I remember being 18 on my way home from college and getting massively offended that a white van driver had told me to get my tits out for the lads… Fast forward far too many years and last week I found myself delighted that a stranger had referred to me as a MILF. How times have changed.
You see, there’s something about becoming a mother that seems to completely change your identity to it’s core. People no longer refer to you by your name, instead using ‘mummy’. Rather than being told you look hot, if you’re lucky, you become a ‘hot mumma’. Walking past a group of builders, you prepare yourself for the anticipated onslaught of sexual comments and instead are met with silence. You’re wearing The Invisible Cloak of Mum.
As much as I’d like to blame the outside world, the truth is that it was my confidence that had hit an all time low. It could have something to do with:-
- A body that served me well, delivering a baby, but that I no longer recognised as my own
- Perfectly manicured nails so chipped I could no longer tell you what the colour was
- Grey hairs appearing where brown roots used to be
- Making do with clothes I’d previously reserved for desperate laundry days, simply because they were the only ones that allowed easy access for feeding
- Resembling ‘Daisy The Cow’ being milked when expressing in front of my husband
Of course, it goes without saying that looking after Bells comes so far above looking good. I love her more than anything in the world and her needs will always come above mine. However, now, finally finding my feet, I recognise how important it is to have confidence, to be happy and to feel attractive.
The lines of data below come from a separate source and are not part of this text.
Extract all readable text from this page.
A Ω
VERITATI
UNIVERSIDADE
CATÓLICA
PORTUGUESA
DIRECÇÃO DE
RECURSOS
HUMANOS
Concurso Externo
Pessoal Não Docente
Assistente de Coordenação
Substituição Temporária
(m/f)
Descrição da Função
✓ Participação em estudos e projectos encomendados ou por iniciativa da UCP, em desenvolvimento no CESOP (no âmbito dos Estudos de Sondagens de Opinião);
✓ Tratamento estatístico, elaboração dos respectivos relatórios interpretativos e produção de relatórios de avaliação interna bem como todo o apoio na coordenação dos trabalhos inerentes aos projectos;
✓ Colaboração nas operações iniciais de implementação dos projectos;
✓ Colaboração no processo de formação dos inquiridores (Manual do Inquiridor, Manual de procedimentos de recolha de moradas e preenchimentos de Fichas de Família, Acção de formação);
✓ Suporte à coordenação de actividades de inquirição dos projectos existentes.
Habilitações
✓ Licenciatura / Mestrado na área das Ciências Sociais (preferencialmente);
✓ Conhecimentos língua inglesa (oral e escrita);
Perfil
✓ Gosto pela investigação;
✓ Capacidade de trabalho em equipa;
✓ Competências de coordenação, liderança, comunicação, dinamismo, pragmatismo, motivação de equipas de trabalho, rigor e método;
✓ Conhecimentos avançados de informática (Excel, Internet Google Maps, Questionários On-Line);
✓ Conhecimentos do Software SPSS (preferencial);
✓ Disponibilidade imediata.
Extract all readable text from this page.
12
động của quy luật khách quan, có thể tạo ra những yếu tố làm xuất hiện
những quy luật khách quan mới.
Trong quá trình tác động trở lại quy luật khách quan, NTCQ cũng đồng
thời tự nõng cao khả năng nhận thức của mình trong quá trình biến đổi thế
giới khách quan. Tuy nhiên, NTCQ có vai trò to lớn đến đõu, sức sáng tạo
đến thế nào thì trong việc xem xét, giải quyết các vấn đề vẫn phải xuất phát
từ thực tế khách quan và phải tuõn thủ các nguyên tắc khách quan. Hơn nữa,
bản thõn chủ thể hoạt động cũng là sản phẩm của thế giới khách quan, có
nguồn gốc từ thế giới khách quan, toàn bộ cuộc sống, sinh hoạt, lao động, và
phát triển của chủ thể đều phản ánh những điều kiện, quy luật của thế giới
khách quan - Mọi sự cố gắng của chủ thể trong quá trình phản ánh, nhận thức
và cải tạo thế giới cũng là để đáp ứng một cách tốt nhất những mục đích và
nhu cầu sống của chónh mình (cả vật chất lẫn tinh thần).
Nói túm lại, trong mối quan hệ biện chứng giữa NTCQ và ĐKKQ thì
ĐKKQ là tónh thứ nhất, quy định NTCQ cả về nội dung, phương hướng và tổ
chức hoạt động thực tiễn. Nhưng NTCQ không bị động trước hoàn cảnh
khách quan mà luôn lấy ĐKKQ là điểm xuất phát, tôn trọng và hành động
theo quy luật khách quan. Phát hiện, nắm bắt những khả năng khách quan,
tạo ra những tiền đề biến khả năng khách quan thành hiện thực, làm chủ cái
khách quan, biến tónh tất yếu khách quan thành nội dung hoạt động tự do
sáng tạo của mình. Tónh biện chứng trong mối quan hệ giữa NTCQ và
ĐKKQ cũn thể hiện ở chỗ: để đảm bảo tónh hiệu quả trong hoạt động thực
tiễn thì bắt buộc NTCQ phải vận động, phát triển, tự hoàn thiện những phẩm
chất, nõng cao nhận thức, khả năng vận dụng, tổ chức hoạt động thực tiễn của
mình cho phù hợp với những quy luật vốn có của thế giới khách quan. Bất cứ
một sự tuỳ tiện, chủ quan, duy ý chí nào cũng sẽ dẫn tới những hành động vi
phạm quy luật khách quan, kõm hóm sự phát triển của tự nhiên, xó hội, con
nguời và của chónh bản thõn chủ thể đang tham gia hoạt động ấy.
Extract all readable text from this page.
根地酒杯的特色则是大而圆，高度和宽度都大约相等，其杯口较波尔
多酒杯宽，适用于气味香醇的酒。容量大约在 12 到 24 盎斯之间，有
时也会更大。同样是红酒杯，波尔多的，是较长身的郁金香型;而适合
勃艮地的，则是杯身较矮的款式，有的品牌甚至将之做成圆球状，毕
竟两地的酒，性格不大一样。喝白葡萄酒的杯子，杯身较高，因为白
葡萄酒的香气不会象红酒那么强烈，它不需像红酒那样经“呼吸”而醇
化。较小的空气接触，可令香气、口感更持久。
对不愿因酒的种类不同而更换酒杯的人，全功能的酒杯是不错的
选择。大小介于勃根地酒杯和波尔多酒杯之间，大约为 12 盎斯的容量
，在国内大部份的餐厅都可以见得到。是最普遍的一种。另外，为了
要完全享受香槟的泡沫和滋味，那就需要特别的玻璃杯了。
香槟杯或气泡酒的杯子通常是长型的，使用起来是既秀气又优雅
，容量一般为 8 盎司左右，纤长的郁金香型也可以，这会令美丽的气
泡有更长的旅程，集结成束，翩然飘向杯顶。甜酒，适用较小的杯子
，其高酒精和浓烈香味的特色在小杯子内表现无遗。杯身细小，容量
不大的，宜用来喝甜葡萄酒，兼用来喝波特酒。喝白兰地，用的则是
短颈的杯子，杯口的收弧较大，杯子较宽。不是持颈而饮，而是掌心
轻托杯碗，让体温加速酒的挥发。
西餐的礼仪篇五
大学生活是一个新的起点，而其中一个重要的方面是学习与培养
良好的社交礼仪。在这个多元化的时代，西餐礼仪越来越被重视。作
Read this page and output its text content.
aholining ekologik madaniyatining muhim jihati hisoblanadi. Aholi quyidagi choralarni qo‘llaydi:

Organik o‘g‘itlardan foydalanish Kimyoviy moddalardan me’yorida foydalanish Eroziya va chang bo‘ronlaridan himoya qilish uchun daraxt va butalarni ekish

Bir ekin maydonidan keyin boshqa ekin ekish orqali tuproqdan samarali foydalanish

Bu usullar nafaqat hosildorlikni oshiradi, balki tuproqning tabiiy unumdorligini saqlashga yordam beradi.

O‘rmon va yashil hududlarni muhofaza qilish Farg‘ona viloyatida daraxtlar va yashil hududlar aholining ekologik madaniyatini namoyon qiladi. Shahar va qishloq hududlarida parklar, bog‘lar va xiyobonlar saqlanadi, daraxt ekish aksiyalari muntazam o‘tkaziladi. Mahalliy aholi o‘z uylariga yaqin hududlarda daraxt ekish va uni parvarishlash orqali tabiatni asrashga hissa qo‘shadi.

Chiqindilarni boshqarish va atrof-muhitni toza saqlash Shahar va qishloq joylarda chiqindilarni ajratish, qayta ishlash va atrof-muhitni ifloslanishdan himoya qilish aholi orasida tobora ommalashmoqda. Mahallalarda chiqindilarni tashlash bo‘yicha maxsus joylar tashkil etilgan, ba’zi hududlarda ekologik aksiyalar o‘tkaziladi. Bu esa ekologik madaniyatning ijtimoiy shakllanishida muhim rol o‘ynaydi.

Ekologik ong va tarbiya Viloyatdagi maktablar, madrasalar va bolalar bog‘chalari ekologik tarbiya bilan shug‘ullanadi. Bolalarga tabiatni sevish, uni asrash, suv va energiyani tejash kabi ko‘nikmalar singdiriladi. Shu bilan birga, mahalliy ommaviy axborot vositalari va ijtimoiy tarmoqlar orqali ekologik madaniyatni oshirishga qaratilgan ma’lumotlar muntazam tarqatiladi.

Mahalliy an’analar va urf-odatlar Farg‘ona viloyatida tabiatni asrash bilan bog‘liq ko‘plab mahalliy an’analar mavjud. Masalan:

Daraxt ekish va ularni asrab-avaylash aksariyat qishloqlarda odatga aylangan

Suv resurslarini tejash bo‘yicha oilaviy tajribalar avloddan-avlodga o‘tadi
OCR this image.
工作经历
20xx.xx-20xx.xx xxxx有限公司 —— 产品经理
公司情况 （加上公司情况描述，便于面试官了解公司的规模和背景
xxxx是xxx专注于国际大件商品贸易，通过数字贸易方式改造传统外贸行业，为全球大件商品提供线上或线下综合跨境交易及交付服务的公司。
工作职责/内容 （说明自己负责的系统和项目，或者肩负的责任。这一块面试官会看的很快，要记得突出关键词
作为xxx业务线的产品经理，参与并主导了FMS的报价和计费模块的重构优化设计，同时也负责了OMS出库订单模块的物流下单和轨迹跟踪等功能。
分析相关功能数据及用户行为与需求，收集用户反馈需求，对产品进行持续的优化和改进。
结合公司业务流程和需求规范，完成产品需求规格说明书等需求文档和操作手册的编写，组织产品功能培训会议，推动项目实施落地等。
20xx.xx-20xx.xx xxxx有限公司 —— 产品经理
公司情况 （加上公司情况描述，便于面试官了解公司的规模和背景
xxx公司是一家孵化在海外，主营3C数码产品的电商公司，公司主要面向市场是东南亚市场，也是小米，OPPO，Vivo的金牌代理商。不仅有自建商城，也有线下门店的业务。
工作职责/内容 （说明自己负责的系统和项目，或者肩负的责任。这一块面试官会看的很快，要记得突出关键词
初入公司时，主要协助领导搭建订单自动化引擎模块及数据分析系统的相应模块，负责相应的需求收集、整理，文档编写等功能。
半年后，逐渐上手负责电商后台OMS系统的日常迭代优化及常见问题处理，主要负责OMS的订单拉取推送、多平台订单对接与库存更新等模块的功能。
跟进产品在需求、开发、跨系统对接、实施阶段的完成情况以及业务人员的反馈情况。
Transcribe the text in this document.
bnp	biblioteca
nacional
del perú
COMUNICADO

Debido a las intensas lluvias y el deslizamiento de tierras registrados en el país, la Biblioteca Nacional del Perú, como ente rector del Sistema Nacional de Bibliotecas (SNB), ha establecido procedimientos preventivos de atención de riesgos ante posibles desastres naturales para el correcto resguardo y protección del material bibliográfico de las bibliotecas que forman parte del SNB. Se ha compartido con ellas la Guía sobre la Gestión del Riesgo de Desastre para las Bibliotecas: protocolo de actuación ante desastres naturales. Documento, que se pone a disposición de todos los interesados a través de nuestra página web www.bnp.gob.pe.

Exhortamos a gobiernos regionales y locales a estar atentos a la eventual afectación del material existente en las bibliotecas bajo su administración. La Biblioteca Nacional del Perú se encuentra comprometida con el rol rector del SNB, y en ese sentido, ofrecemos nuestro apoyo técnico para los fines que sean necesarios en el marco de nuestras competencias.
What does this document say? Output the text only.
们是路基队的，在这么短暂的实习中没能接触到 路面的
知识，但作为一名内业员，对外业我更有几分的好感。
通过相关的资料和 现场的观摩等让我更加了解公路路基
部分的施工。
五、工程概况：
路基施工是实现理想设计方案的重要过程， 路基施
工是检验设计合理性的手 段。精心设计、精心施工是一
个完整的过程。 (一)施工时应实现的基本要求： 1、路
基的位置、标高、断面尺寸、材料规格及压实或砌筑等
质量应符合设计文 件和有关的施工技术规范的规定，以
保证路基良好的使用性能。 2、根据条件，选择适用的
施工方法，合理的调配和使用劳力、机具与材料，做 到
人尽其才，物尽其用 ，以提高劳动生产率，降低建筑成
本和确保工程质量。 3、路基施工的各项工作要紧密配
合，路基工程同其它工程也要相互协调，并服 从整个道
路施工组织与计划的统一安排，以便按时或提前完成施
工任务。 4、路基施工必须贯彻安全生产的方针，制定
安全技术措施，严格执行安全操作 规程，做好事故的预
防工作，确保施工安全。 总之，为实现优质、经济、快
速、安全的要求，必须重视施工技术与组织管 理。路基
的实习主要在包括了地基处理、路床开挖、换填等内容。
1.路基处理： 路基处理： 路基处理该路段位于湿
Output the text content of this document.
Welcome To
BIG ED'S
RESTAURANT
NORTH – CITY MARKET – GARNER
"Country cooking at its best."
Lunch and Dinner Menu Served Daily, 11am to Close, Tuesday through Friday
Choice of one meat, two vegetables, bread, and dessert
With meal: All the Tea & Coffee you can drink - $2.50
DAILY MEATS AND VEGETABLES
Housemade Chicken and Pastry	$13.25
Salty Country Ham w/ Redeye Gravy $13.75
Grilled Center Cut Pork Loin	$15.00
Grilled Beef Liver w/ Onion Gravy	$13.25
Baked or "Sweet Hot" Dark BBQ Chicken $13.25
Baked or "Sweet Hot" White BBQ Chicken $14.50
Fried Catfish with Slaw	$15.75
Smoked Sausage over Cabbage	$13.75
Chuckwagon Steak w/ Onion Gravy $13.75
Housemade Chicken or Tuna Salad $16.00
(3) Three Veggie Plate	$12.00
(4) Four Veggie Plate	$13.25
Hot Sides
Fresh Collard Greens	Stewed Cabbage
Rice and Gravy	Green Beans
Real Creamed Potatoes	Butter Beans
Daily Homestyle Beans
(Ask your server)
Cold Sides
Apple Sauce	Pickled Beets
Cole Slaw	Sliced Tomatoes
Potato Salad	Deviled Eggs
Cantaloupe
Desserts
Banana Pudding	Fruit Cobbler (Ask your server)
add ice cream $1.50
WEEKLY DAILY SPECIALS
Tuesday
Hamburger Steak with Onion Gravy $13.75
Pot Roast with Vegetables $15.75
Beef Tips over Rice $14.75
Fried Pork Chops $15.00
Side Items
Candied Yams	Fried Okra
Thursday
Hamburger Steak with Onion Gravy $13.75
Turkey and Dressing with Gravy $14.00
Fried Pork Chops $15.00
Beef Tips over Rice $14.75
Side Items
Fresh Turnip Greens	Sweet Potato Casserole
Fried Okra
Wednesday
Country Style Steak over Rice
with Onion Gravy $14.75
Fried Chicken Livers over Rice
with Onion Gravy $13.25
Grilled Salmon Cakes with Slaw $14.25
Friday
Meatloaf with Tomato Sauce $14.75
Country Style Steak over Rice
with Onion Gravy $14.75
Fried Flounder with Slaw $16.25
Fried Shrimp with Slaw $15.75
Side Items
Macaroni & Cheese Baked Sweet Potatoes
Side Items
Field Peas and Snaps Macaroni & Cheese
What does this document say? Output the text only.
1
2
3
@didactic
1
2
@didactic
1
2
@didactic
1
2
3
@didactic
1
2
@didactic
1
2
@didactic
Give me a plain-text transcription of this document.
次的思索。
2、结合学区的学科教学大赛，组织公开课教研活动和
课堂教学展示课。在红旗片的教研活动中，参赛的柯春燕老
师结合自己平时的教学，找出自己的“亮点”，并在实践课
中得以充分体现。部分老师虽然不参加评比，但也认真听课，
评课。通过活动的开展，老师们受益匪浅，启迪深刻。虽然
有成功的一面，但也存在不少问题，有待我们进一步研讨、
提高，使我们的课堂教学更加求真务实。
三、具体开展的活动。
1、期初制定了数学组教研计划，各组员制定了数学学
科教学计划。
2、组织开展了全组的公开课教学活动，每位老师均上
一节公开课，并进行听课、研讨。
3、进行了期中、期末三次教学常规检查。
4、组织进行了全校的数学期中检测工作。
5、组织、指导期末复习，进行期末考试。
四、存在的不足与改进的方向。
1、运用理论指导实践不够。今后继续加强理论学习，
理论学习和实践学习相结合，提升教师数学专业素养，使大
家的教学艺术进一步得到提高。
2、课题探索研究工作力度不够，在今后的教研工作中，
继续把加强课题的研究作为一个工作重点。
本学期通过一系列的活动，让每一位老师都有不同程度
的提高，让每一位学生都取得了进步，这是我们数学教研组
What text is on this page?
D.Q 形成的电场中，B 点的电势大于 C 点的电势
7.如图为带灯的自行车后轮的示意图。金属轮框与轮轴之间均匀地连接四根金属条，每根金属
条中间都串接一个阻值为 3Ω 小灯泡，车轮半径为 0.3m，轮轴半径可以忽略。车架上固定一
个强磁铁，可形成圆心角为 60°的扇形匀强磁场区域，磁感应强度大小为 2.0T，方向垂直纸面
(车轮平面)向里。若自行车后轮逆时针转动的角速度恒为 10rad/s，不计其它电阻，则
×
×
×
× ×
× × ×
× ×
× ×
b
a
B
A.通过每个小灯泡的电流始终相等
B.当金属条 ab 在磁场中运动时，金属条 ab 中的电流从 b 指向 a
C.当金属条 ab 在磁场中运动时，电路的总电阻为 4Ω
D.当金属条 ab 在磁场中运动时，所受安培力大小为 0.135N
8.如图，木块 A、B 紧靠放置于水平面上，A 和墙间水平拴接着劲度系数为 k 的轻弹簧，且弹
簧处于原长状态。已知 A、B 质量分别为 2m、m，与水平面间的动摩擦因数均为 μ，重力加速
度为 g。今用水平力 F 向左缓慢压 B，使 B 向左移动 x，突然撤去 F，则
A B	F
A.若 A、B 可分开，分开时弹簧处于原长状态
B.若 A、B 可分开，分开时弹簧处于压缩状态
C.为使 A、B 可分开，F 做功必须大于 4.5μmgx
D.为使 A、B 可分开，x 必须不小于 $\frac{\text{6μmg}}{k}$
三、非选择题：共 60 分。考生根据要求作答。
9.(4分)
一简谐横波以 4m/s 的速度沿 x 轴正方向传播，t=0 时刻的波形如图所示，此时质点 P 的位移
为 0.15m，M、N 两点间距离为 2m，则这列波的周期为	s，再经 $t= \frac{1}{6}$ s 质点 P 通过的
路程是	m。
Last week, I finally bit the bullet and bought some clothes that were not only practical but that I also felt good in. I asked for help, getting Dickie’s mum to look after Bells whilst I sorted out some beauty bits and we managed to have a mini-break (albeit with Bells in tow). I feel like myself again.
Things really do get easier…. and now, not only am I completely in love (with Bells and with Dickie), I feel better about myself too. As women, and mothers, sometimes we need to untie our cloaks and to step into our limelight.